The tariffs and possible retaliation from countries such as China put at risk large-cap companies that do lots of business overseas. Small-cap companies, meanwhile, are less exposed to a trade war, given most of their business is domestic.

"The protectionist agenda will be better for small-caps relative to large-caps," said Dan Miller, director of equities at GW&K Investment Management. "I would recommend investors buy into small-caps. It's a good time to get into those names."

Trump made the tariffs announcement on March 1 and a week later signed two proclamations levying a 25 percent charge on steel imports and a 10 percent tariff on aluminum imports. Mexico and Canada — two key U.S. trading partners — were exempt from the tariffs.

Reuters also reported Tuesday that Trump may impose tariffs on $60 billion of Chinese goods. Investors worry that other countries could retaliate by implementing their own tariffs on U.S.-made goods and sparking a trade war.

"Small-caps have a much smaller revenue coming from overseas, so they are much less affected by tariffs than the multinationals," said Sean O'Hara, president of Pacer ETFs.

Overseas revenue

Companies in the Russell 2000 derive 21 percent of their sales from overseas, on average, while the large-cap S&P 500 obtains 30 percent from outside the U.S., according to data from Bank of America Merrill Lynch.

Trump's shift toward more protectionist policies has caused turmoil in the White House. Gary Cohn resigned as National Economic Council director after disagreeing with the president on tariffs. The New York Times also reported that some of Trump's top staffers were unaware the tariffs announcement was coming.

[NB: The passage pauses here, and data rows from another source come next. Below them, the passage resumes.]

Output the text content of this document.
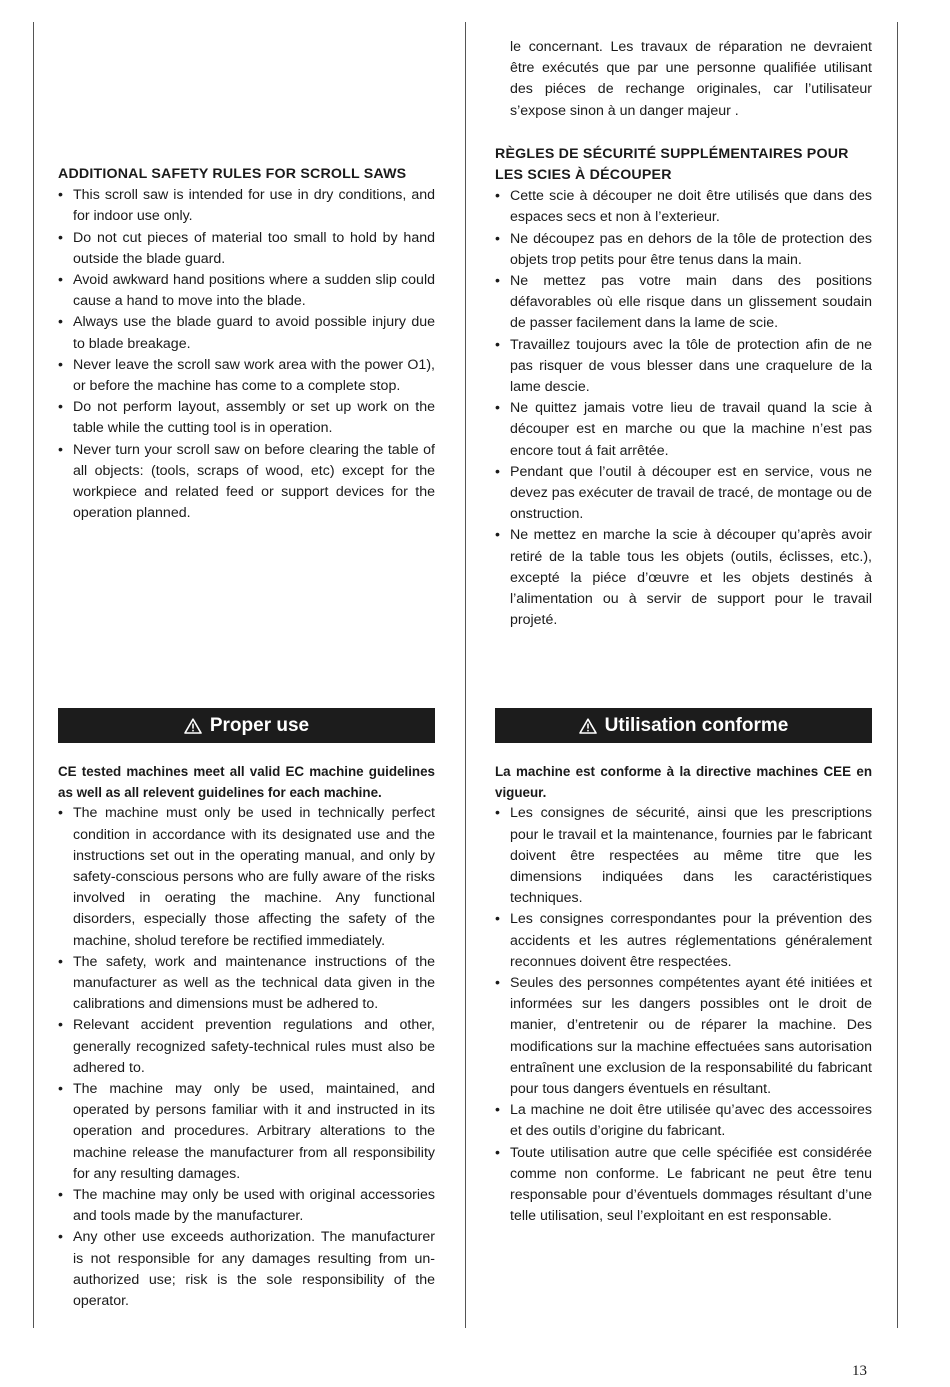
ADDITIONAL SAFETY RULES FOR SCROLL SAWS
• This scroll saw is intended for use in dry conditions, and for indoor use only.
• Do not cut pieces of material too small to hold by hand outside the blade guard.
• Avoid awkward hand positions where a sudden slip could cause a hand to move into the blade.
• Always use the blade guard to avoid possible injury due to blade breakage.
• Never leave the scroll saw work area with the power O1), or before the machine has come to a complete stop.
• Do not perform layout, assembly or set up work on the table while the cutting tool is in operation.
• Never turn your scroll saw on before clearing the table of all objects: (tools, scraps of wood, etc) except for the workpiece and related feed or support devices for the operation planned.

le concernant. Les travaux de réparation ne devraient être exécutés que par une personne qualifiée utilisant des piéces de rechange originales, car l’utilisateur s’expose sinon à un danger majeur .

RÈGLES DE SÉCURITÉ SUPPLÉMENTAIRES POUR LES SCIES À DÉCOUPER
• Cette scie à découper ne doit être utilisés que dans des espaces secs et non à l’exterieur.
• Ne découpez pas en dehors de la tôle de protection des objets trop petits pour être tenus dans la main.
• Ne mettez pas votre main dans des positions défavorables où elle risque dans un glissement soudain de passer facilement dans la lame de scie.
• Travaillez toujours avec la tôle de protection afin de ne pas risquer de vous blesser dans une craquelure de la lame descie.
• Ne quittez jamais votre lieu de travail quand la scie à découper est en marche ou que la machine n’est pas encore tout á fait arrêtée.
• Pendant que l’outil à découper est en service, vous ne devez pas exécuter de travail de tracé, de montage ou de onstruction.
• Ne mettez en marche la scie à découper qu’après avoir retiré de la table tous les objets (outils, éclisses, etc.), excepté la piéce d’œuvre et les objets destinés à l’alimentation ou à servir de support pour le travail projeté.
Proper use	Utilisation conforme

CE tested machines meet all valid EC machine guidelines as well as all relevent guidelines for each machine.

• The machine must only be used in technically perfect condition in accordance with its designated use and the instructions set out in the operating manual, and only by safety-conscious persons who are fully aware of the risks involved in oerating the machine. Any functional disorders, especially those affecting the safety of the machine, sholud terefore be rectified immediately.
• The safety, work and maintenance instructions of the manufacturer as well as the technical data given in the calibrations and dimensions must be adhered to.
• Relevant accident prevention regulations and other, generally recognized safety-technical rules must also be adhered to.
• The machine may only be used, maintained, and operated by persons familiar with it and instructed in its operation and procedures. Arbitrary alterations to the machine release the manufacturer from all responsibility for any resulting damages.
• The machine may only be used with original accessories and tools made by the manufacturer.
• Any other use exceeds authorization. The manufacturer is not responsible for any damages resulting from un-authorized use; risk is the sole responsibility of the operator.

La machine est conforme à la directive machines CEE en vigueur.

• Les consignes de sécurité, ainsi que les prescriptions pour le travail et la maintenance, fournies par le fabricant doivent être respectées au même titre que les dimensions indiquées dans les caractéristiques techniques.
• Les consignes correspondantes pour la prévention des accidents et les autres réglementations généralement reconnues doivent être respectées.
• Seules des personnes compétentes ayant été initiées et informées sur les dangers possibles ont le droit de manier, d’entretenir ou de réparer la machine. Des modifications sur la machine effectuées sans autorisation entraînent une exclusion de la responsabilité du fabricant pour tous dangers éventuels en résultant.
• La machine ne doit être utilisée qu’avec des accessoires et des outils d’origine du fabricant.
• Toute utilisation autre que celle spécifiée est considérée comme non conforme. Le fabricant ne peut être tenu responsable pour d’éventuels dommages résultant d’une telle utilisation, seul l’exploitant en est responsable.
13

Trump also touted the tariffs at a rally in Pennsylvania prior to a special election. "A lot of steel mills are now opening up because what I did," he said Saturday. "Steel is back, and aluminum is back."

A more protectionist White House could also bring a shift in market leadership. Boeing — a massive multinational — is by far the best-performing stock in the Dow Jones industrial average over the past 12 months. In that time period, the aerospace giant is up nearly 85 percent. But Boeing has declined 8.8 percent this month. Meanwhile, New York Mortgage Trust — a small-cap stock with a market value of $670 million — is up 8.8 percent in March.

Investors and strategists also noted that small-caps have other factors playing in their favor.

The group is also more likely to benefit more from lower corporate taxes than large-caps given a larger share of their business is U.S.-based. Trump signed a bill in December that slashed the U.S. corporate tax rate to 21 percent from 35 percent.

Corporate earnings have also been strong for small-caps, rising 12.8 percent on a year-over-year basis for the fourth quarter, according to Steven DeSanctis, equity strategist at Jefferies.

Are they immune?

However, DeSanctis said small-caps could be in just as much trouble as large-caps if the U.S. engages in a global trade war.

"You've got to remember, a lot of these companies service the large-cap companies that have business overseas," he said. "For example, if Boeing is impacted by tariffs, then the companies that sell parts to Boeing will get crushed."

He also noted that small-caps declined sharply in the summer of 1998, which followed the Asian financial crisis. "A lot of people were saying small-caps would outperform because of the slowdown in Asia. That was one of the worst three-month periods for small-caps."

And there is also the possibility that the tariffs implemented by Trump are just a tool to negotiate better trade deals, meaning they may not be as strong as investors fear.

"This is very much in keeping with the way this White House goes through policy," said Scott Clemons, chief investment strategist at Brown Brothers Harriman. "The unanticipated statement [March 1] is the beginning of the negotiations, not the ending. I think the market has gotten used to this."

Still, O'Hara of PacerETFs said small-caps could go up regardless of the degree of Trump's shift because they have attractive valuations compared with large-caps. "Small caps have largely underperformed large-caps over the past years. So there's a bit of a regression to the mean there," he said.

The S&P 500 is up nearly 34 percent over the past three years, while the Russell 2000 has gained 28.6 percent in that time period.